After Donald Trump’s surprise presidential victory, many rural white voters felt that their voices were finally heard. Now, urban protesters are raising theirs.
On Wednesday night, shouts of “Not my president” rang through many major US cities. The demonstrations drew tens of thousands of protesters, many of whom fear the president-elect’s campaign rhetoric could translate into deportation and violence toward immigrants, Muslims, and other marginalized groups.
“I’m just really terrified about what is happening in this country,” Adriana Rizzo told Reuters in Chicago, while holding a sign that read: “Enjoy your rights while you can.”
Many of the demonstrations, while heated, ended without violence or incident. In New York, about 1,000 gathered in midtown Manhattan and made their way toward Trump Tower on Fifth Avenue, and in Boston, some 4,000 marched from Boston Common to the Massachusetts Statehouse.

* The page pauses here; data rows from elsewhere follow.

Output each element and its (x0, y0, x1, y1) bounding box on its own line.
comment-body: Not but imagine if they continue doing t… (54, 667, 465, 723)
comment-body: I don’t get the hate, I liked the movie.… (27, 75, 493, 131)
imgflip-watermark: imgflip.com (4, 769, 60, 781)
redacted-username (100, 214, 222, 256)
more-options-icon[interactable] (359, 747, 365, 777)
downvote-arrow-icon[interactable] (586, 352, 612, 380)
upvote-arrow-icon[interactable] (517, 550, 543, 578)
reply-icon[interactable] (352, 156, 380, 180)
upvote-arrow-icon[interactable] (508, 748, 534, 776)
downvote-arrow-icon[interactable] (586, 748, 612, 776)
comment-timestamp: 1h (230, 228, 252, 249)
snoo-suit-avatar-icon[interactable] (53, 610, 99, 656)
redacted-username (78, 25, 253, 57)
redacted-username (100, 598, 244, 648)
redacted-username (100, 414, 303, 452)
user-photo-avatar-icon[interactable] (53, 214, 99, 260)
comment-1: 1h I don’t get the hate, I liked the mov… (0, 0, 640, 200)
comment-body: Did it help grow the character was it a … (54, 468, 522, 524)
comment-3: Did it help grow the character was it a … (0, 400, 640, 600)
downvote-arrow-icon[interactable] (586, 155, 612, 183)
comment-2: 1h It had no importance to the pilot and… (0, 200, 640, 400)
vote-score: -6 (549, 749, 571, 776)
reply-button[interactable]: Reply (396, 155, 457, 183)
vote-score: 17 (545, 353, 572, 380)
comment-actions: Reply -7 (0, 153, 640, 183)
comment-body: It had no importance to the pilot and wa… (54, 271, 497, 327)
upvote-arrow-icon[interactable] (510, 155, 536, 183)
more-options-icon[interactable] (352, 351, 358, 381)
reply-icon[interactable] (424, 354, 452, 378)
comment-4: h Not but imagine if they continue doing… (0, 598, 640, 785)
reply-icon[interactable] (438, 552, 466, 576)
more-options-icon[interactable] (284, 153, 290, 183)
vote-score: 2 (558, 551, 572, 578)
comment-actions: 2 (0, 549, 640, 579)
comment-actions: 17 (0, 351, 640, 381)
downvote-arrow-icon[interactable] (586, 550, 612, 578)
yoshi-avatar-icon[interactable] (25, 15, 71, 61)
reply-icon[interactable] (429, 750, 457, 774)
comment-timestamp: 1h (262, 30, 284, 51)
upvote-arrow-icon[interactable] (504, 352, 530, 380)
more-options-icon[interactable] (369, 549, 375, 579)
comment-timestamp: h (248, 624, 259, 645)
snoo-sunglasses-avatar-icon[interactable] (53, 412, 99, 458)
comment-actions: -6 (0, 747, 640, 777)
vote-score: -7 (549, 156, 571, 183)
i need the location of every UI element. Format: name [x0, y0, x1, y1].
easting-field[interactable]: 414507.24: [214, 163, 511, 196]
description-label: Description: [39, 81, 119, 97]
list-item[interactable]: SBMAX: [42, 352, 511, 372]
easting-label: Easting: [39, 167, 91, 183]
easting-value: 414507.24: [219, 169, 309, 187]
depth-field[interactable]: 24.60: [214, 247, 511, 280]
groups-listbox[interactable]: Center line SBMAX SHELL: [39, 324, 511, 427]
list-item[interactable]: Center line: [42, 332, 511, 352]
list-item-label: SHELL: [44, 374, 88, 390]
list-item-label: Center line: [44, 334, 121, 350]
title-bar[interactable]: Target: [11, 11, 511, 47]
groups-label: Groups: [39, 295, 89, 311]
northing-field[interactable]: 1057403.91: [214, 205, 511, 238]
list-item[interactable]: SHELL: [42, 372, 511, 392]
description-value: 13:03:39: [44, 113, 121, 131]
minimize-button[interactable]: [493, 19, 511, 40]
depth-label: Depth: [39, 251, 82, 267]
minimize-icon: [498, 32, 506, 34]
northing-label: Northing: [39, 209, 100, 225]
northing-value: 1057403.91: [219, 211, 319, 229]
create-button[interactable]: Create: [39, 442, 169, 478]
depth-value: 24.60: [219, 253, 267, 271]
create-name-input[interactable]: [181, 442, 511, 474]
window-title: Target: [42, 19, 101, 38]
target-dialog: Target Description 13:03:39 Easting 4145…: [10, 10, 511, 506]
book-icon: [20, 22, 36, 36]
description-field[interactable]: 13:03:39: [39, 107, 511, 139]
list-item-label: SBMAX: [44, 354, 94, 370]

In Los Angeles, police in riot gear sought to disperse protesters who had blocked traffic on the busy 101 freeway, leading to 13 arrests. An earlier rally in the city drew more than 5,000 people.
Demonstrators in many cities expressed concerns about the president-elect’s campaign platform. Many “Dreamers” – residents who were brought to the United States at a young age, by parents who entered illegally, and whose nickname comes from the DREAM Act – fear deportation under a Trump presidency.

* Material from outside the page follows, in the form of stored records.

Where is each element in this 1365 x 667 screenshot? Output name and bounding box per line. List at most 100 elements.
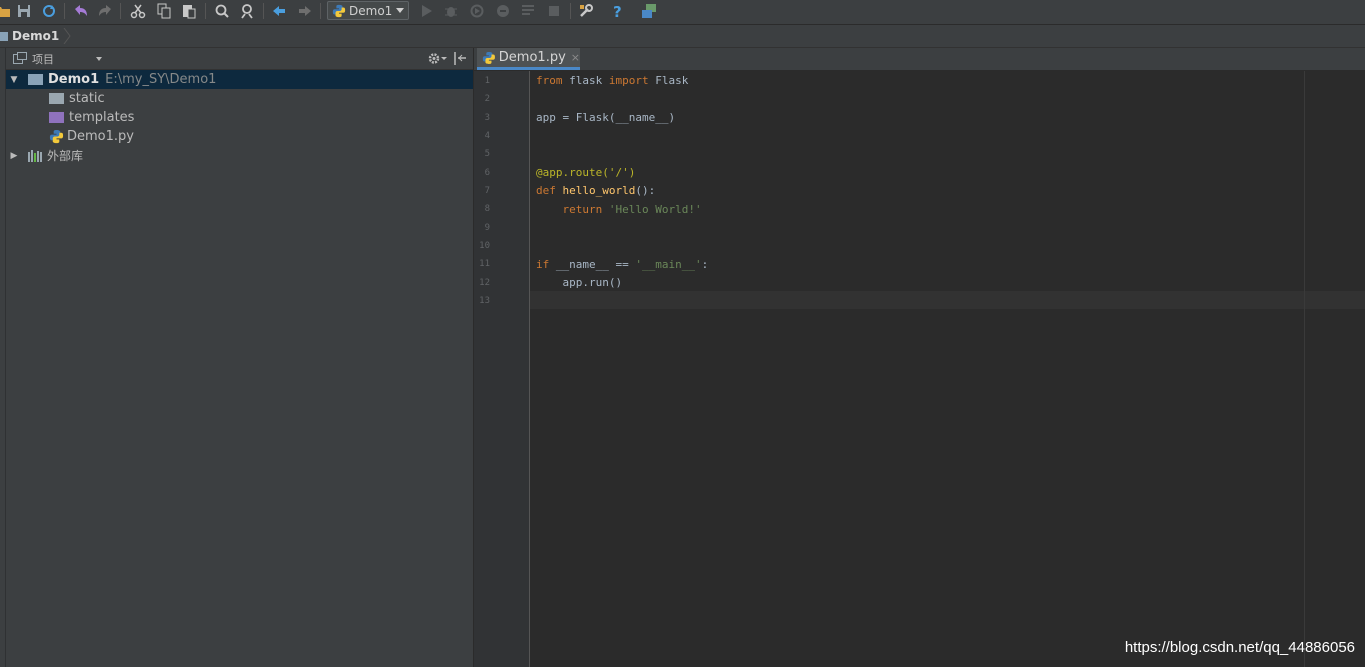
back-icon[interactable] bbox=[270, 2, 288, 20]
line-number: 2 bbox=[484, 94, 490, 104]
code-line-7: def hello_world(): bbox=[536, 184, 655, 197]
tree-item-label: Demo1 bbox=[48, 72, 100, 87]
code-keyword: if bbox=[536, 258, 550, 271]
line-number: 11 bbox=[479, 259, 490, 269]
project-view-selector[interactable]: 项目 bbox=[32, 51, 54, 67]
find-icon[interactable] bbox=[213, 2, 231, 20]
code-line-12: app.run() bbox=[536, 276, 623, 289]
tree-item-label: Demo1.py bbox=[67, 129, 134, 144]
collapsed-arrow-icon[interactable]: ▶ bbox=[9, 151, 19, 161]
redo-icon[interactable] bbox=[96, 2, 114, 20]
code-string: '__main__' bbox=[635, 258, 702, 271]
code-text: (): bbox=[635, 184, 656, 197]
template-folder-icon bbox=[49, 112, 64, 123]
breadcrumb-label: Demo1 bbox=[12, 29, 60, 43]
watermark: https://blog.csdn.net/qq_44886056 bbox=[1124, 639, 1355, 656]
code-keyword: from bbox=[536, 74, 563, 87]
code-function-name: hello_world bbox=[555, 184, 636, 197]
tree-item-project-root[interactable]: ▼ Demo1 E:\my_SY\Demo1 bbox=[6, 70, 473, 89]
copy-icon[interactable] bbox=[155, 2, 173, 20]
code-keyword: import bbox=[608, 74, 649, 87]
code-text: flask bbox=[562, 74, 609, 87]
folder-icon bbox=[0, 31, 8, 41]
project-tree: ▼ Demo1 E:\my_SY\Demo1 static templates … bbox=[6, 70, 473, 165]
tree-item-static[interactable]: static bbox=[6, 89, 473, 108]
stop-icon[interactable] bbox=[545, 2, 563, 20]
profile-icon[interactable] bbox=[494, 2, 512, 20]
line-number: 5 bbox=[484, 149, 490, 159]
chevron-right-icon bbox=[63, 28, 71, 44]
line-number: 10 bbox=[479, 241, 490, 251]
help-icon[interactable]: ? bbox=[608, 2, 626, 20]
tab-demo1-py[interactable]: Demo1.py × bbox=[477, 48, 580, 70]
right-margin-guide bbox=[1304, 71, 1305, 667]
code-keyword: return bbox=[562, 203, 603, 216]
main-toolbar: Demo1 ? bbox=[0, 0, 1365, 25]
open-icon[interactable] bbox=[0, 2, 12, 20]
line-number: 1 bbox=[484, 76, 490, 86]
tab-label: Demo1.py bbox=[498, 50, 566, 65]
gear-icon[interactable] bbox=[427, 51, 447, 66]
line-number: 12 bbox=[479, 278, 490, 288]
current-line-highlight bbox=[530, 291, 1365, 309]
line-number: 3 bbox=[484, 113, 490, 123]
chevron-down-icon bbox=[396, 8, 404, 13]
code-line-11: if __name__ == '__main__': bbox=[536, 258, 708, 271]
run-configuration-label: Demo1 bbox=[349, 3, 393, 18]
project-view-icon bbox=[13, 52, 27, 64]
line-number: 6 bbox=[484, 168, 490, 178]
library-icon bbox=[28, 149, 42, 162]
coverage-icon[interactable] bbox=[468, 2, 486, 20]
replace-icon[interactable] bbox=[238, 2, 256, 20]
code-editor[interactable]: 1 2 3 4 5 6 7 8 9 10 11 12 13 from flask… bbox=[474, 71, 1365, 667]
chevron-down-icon[interactable] bbox=[96, 57, 102, 61]
code-string: 'Hello World!' bbox=[608, 203, 702, 216]
project-panel-header: 项目 bbox=[6, 48, 473, 70]
tree-item-label: templates bbox=[69, 110, 135, 125]
resource-folder-icon bbox=[49, 93, 64, 104]
undo-icon[interactable] bbox=[72, 2, 90, 20]
line-number: 8 bbox=[484, 204, 490, 214]
tree-item-external-libraries[interactable]: ▶ 外部库 bbox=[6, 146, 473, 165]
python-file-icon bbox=[49, 129, 64, 144]
code-text: Flask bbox=[648, 74, 689, 87]
python-file-icon bbox=[482, 51, 495, 64]
build-icon[interactable] bbox=[519, 2, 537, 20]
navigation-bar: Demo1 bbox=[0, 25, 1365, 48]
tree-item-label: static bbox=[69, 91, 105, 106]
debug-icon[interactable] bbox=[442, 2, 460, 20]
forward-icon[interactable] bbox=[296, 2, 314, 20]
project-path: E:\my_SY\Demo1 bbox=[105, 72, 217, 87]
code-text: : bbox=[701, 258, 709, 271]
breadcrumb[interactable]: Demo1 bbox=[0, 28, 71, 44]
python-console-icon[interactable] bbox=[640, 2, 658, 20]
tree-item-demo1-py[interactable]: Demo1.py bbox=[6, 127, 473, 146]
line-number: 7 bbox=[484, 186, 490, 196]
code-line-8: return 'Hello World!' bbox=[536, 203, 702, 216]
code-line-3: app = Flask(__name__) bbox=[536, 111, 676, 124]
save-icon[interactable] bbox=[15, 2, 33, 20]
line-number: 4 bbox=[484, 131, 490, 141]
expanded-arrow-icon[interactable]: ▼ bbox=[9, 75, 19, 85]
svg-text:?: ? bbox=[613, 3, 622, 19]
settings-icon[interactable] bbox=[577, 2, 595, 20]
cut-icon[interactable] bbox=[129, 2, 147, 20]
code-line-6: @app.route('/') bbox=[536, 166, 636, 179]
python-icon bbox=[332, 4, 346, 17]
tree-item-templates[interactable]: templates bbox=[6, 108, 473, 127]
line-number-gutter: 1 2 3 4 5 6 7 8 9 10 11 12 13 bbox=[474, 71, 530, 667]
code-keyword: def bbox=[536, 184, 556, 197]
folder-icon bbox=[28, 74, 43, 85]
tree-item-label: 外部库 bbox=[47, 149, 84, 163]
project-panel: 项目 ▼ Demo1 E:\my_SY\Demo1 static templat… bbox=[6, 48, 474, 667]
paste-icon[interactable] bbox=[180, 2, 198, 20]
close-icon[interactable]: × bbox=[571, 51, 580, 64]
sync-icon[interactable] bbox=[40, 2, 58, 20]
run-configuration-select[interactable]: Demo1 bbox=[327, 1, 409, 20]
hide-panel-icon[interactable] bbox=[453, 51, 467, 66]
run-icon[interactable] bbox=[417, 2, 435, 20]
line-number: 13 bbox=[479, 296, 490, 306]
editor-tabs: Demo1.py × bbox=[474, 48, 1365, 71]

An Oakland, California protest, which drew a crowd of about 6,000, ended after a clash between protesters and law enforcement. Police threw chemical irritants, according to a Reuters witness, while demonstrators allegedly flung fireworks and other objects.
Tuesday night’s election result was a surprise for many in the American elite. But an increasingly disgruntled class of rural, middle-class white Americans – largely responsible for Trump’s victory – say they are finally being heard.
“People asked why Trump was going to small places and having rallies. ‘To make yourself feel good?’ ” Al Cross, director of the Institute of Rural Journalism and Community Issues at the University of Kentucky, told The Christian Science Monitor on Wednesday. “No, he was exercising his organic turnout strategy, to generate enthusiasm and a feeling of purpose and being part of a movement among rural people. And it worked. Typically, the rural vote is a little bit less than urban. But that switched.”
In the wake of an unusually divisive election cycle, the path toward mutual understanding is still unclear. But some have already taken small steps to close that riff.
The Monitor’s Linda Feldmann reported:
For Brian Williams of Valparaiso, Ind., it was reaching out to a beloved cousin whose Facebook posts clearly put her on the opposite side of the political divide. For Larry Seaquist, a retired Navy captain and a candidate for Washington's state legislature, it meant a conscious decision to run a campaign focused on policy and not personalities. Though he ultimately he didn't win, the tone he set marks a different sort of victory.
The president will have a key role in setting the tone of progress, either by reaching out across party lines or refusing to do so. But much of the work will happen at a smaller scale, analysts say – through local leaders, communities, and individual action.
This report includes material from Reuters and the Associated Press.